There are more and more collaborations with industry in this area. At the same time, there has been a considerable increase of interest from other scientific disciplines, in biology, for example, where we are supporting the SystemsX.ch systems biology initiative or in sociology where we are involved in the FuturICT project.

In 2010, you founded the big data spin-off Teralytics together with an ETH graduate. What do you offer your clients?
A platform for big data analyses, i.e. software that can process and analyse very large amounts of data in real-time. Very often, these types of analyses then run on hundreds of computers at the same time.

And who are your clients?
I would rather not name them, because big data still has quite a negative connotation in the public sphere – contributed to, of course, by the current debates surrounding data analysis by the NSA in the USA. But big data wrongly has a bad image: it does after all have many useful purposes.

Such as...?
When we succeed in developing new, effective treatments by analysing anonymous health data, for example, in order to combat types of cancer that cannot currently be treated, then public support will soon grow. There are risks, of course, but sometimes the benefit of new technologies is so great that society has to simply run these risks.

Where are the biggest technical challenges?
Efficiency is an important area. The amounts of data are growing far faster than our computer and storage capacities. It is not always practical today to analyse all of the data available from an economic perspective and given the energy required to do so. The question, therefore, is how much data we have to analyse to ensure significant results. We will continue to research improved real-time data analysis. Our aim is to obtain the information that is necessary for making decisions more quickly, something that is crucial in situations of crisis, for example, natural catastrophes. And, of course, data protection is an on-going problem for us. We are developing new hardware structures to encrypt and aggregate data so that we can guarantee that even insiders are unable to draw conclusions about individuals.

Many big data applications today access data that is freely available on the Internet.
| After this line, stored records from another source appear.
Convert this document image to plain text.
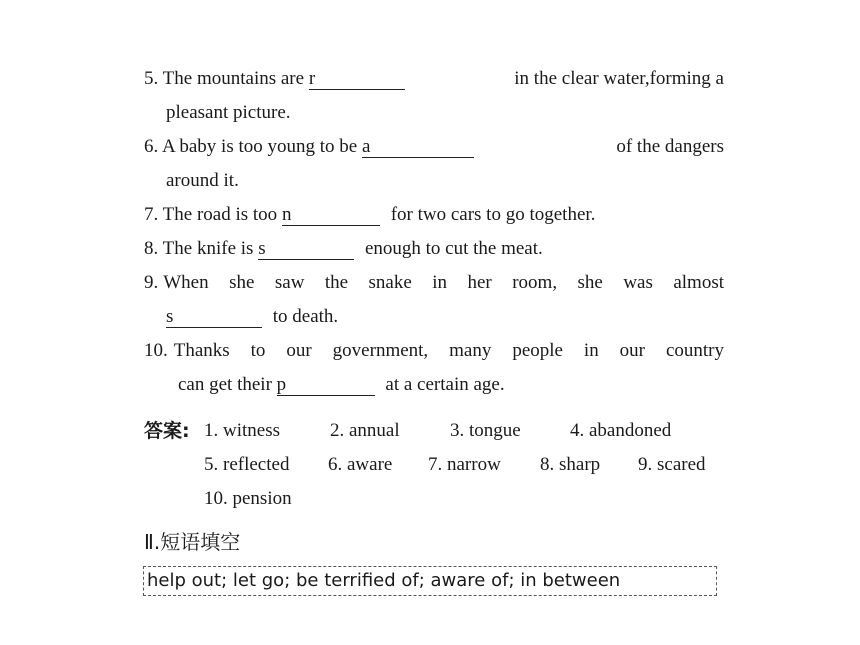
5. The mountains are r	in the clear water,forming a
pleasant picture.
6. A baby is too young to be a	of the dangers
around it.
7. The road is too n	for two cars to go together.
8. The knife is s	enough to cut the meat.
9. When she saw the snake in her room, she was almost
s	to death.
10. Thanks to our government, many people in our country
can get their p	at a certain age.
答案: 1. witness	2. annual	3. tongue	4. abandoned
5. reflected 6. aware 7. narrow 8. sharp 9. scared
10. pension
Ⅱ.短语填空
help out; let go; be terrified of; aware of; in between
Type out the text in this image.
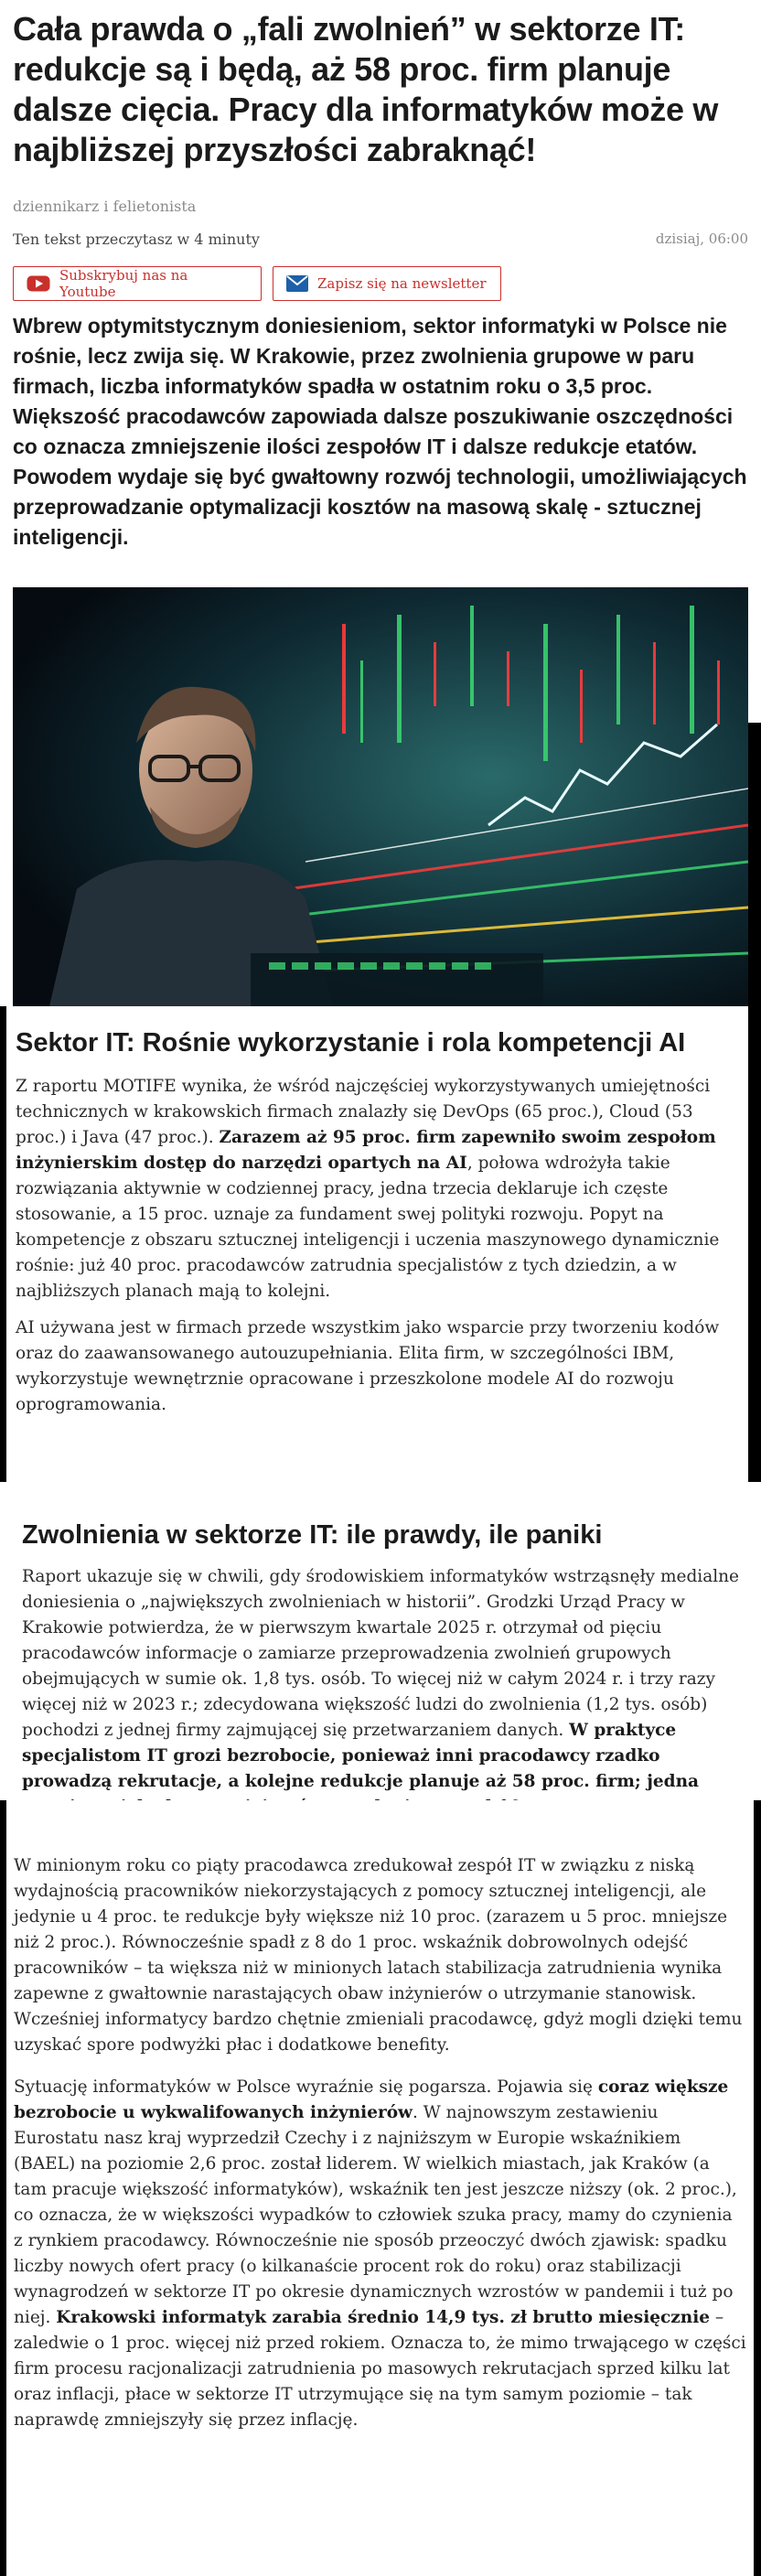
Cała prawda o „fali zwolnień” w sektorze IT: redukcje są i będą, aż 58 proc. firm planuje dalsze cięcia. Pracy dla informatyków może w najbliższej przyszłości zabraknąć!
dziennikarz i felietonista
Ten tekst przeczytasz w 4 minuty	dzisiaj, 06:00
Subskrybuj nas na Youtube	Zapisz się na newsletter

Wbrew optymitstycznym doniesieniom, sektor informatyki w Polsce nie rośnie, lecz zwija się. W Krakowie, przez zwolnienia grupowe w paru firmach, liczba informatyków spadła w ostatnim roku o 3,5 proc. Większość pracodawców zapowiada dalsze poszukiwanie oszczędności co oznacza zmniejszenie ilości zespołów IT i dalsze redukcje etatów. Powodem wydaje się być gwałtowny rozwój technologii, umożliwiających przeprowadzanie optymalizacji kosztów na masową skalę - sztucznej inteligencji.

Sektor IT: Rośnie wykorzystanie i rola kompetencji AI

Z raportu MOTIFE wynika, że wśród najczęściej wykorzystywanych umiejętności technicznych w krakowskich firmach znalazły się DevOps (65 proc.), Cloud (53 proc.) i Java (47 proc.). Zarazem aż 95 proc. firm zapewniło swoim zespołom inżynierskim dostęp do narzędzi opartych na AI, połowa wdrożyła takie rozwiązania aktywnie w codziennej pracy, jedna trzecia deklaruje ich częste stosowanie, a 15 proc. uznaje za fundament swej polityki rozwoju. Popyt na kompetencje z obszaru sztucznej inteligencji i uczenia maszynowego dynamicznie rośnie: już 40 proc. pracodawców zatrudnia specjalistów z tych dziedzin, a w najbliższych planach mają to kolejni.

AI używana jest w firmach przede wszystkim jako wsparcie przy tworzeniu kodów oraz do zaawansowanego autouzupełniania. Elita firm, w szczególności IBM, wykorzystuje wewnętrznie opracowane i przeszkolone modele AI do rozwoju oprogramowania.

Zwolnienia w sektorze IT: ile prawdy, ile paniki

Raport ukazuje się w chwili, gdy środowiskiem informatyków wstrząsnęły medialne doniesienia o „największych zwolnieniach w historii”. Grodzki Urząd Pracy w Krakowie potwierdza, że w pierwszym kwartale 2025 r. otrzymał od pięciu pracodawców informacje o zamiarze przeprowadzenia zwolnień grupowych obejmujących w sumie ok. 1,8 tys. osób. To więcej niż w całym 2024 r. i trzy razy więcej niż w 2023 r.; zdecydowana większość ludzi do zwolnienia (1,2 tys. osób) pochodzi z jednej firmy zajmującej się przetwarzaniem danych. W praktyce specjalistom IT grozi bezrobocie, ponieważ inni pracodawcy rzadko prowadzą rekrutacje, a kolejne redukcje planuje aż 58 proc. firm; jedna

W minionym roku co piąty pracodawca zredukował zespół IT w związku z niską wydajnością pracowników niekorzystających z pomocy sztucznej inteligencji, ale jedynie u 4 proc. te redukcje były większe niż 10 proc. (zarazem u 5 proc. mniejsze niż 2 proc.). Równocześnie spadł z 8 do 1 proc. wskaźnik dobrowolnych odejść pracowników – ta większa niż w minionych latach stabilizacja zatrudnienia wynika zapewne z gwałtownie narastających obaw inżynierów o utrzymanie stanowisk. Wcześniej informatycy bardzo chętnie zmieniali pracodawcę, gdyż mogli dzięki temu uzyskać spore podwyżki płac i dodatkowe benefity.

Sytuację informatyków w Polsce wyraźnie się pogarsza. Pojawia się coraz większe bezrobocie u wykwalifowanych inżynierów. W najnowszym zestawieniu Eurostatu nasz kraj wyprzedził Czechy i z najniższym w Europie wskaźnikiem (BAEL) na poziomie 2,6 proc. został liderem. W wielkich miastach, jak Kraków (a tam pracuje większość informatyków), wskaźnik ten jest jeszcze niższy (ok. 2 proc.), co oznacza, że w większości wypadków to człowiek szuka pracy, mamy do czynienia z rynkiem pracodawcy. Równocześnie nie sposób przeoczyć dwóch zjawisk: spadku liczby nowych ofert pracy (o kilkanaście procent rok do roku) oraz stabilizacji wynagrodzeń w sektorze IT po okresie dynamicznych wzrostów w pandemii i tuż po niej. Krakowski informatyk zarabia średnio 14,9 tys. zł brutto miesięcznie – zaledwie o 1 proc. więcej niż przed rokiem. Oznacza to, że mimo trwającego w części firm procesu racjonalizacji zatrudnienia po masowych rekrutacjach sprzed kilku lat oraz inflacji, płace w sektorze IT utrzymujące się na tym samym poziomie – tak naprawdę zmniejszyły się przez inflację.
Is technology that sanitises and encrypts personal data used here?
No, this is the sole responsibility of the user. In the case of services such as Facebook or Twitter, you agree to the companies checking your data. These companies can do what they like with this data. But it is, of course, up to you what you make available on the internet.

Are we on the way to a “post privacy” society and an all-encompassing public sphere, as predicted by certain authors?
No, privacy is a basic human need. Perhaps young people value data protection a little less now but this generation will also learn to better protect its privacy using the technical possibilities out there. In addition, new, different platforms will become available on the Internet that will allow users more privacy than the current options such as Facebook. Overall, I am optimistic that people will ultimately use big data to their benefit.

Interview: Samuel Schlaefli, ©2013 ETH Zurich (Federal Institute of Technology Switzerland)

Donald Kossmann has been Professor for Computer Science at the Institute of Information Systems at ETH Zurich since August 2004.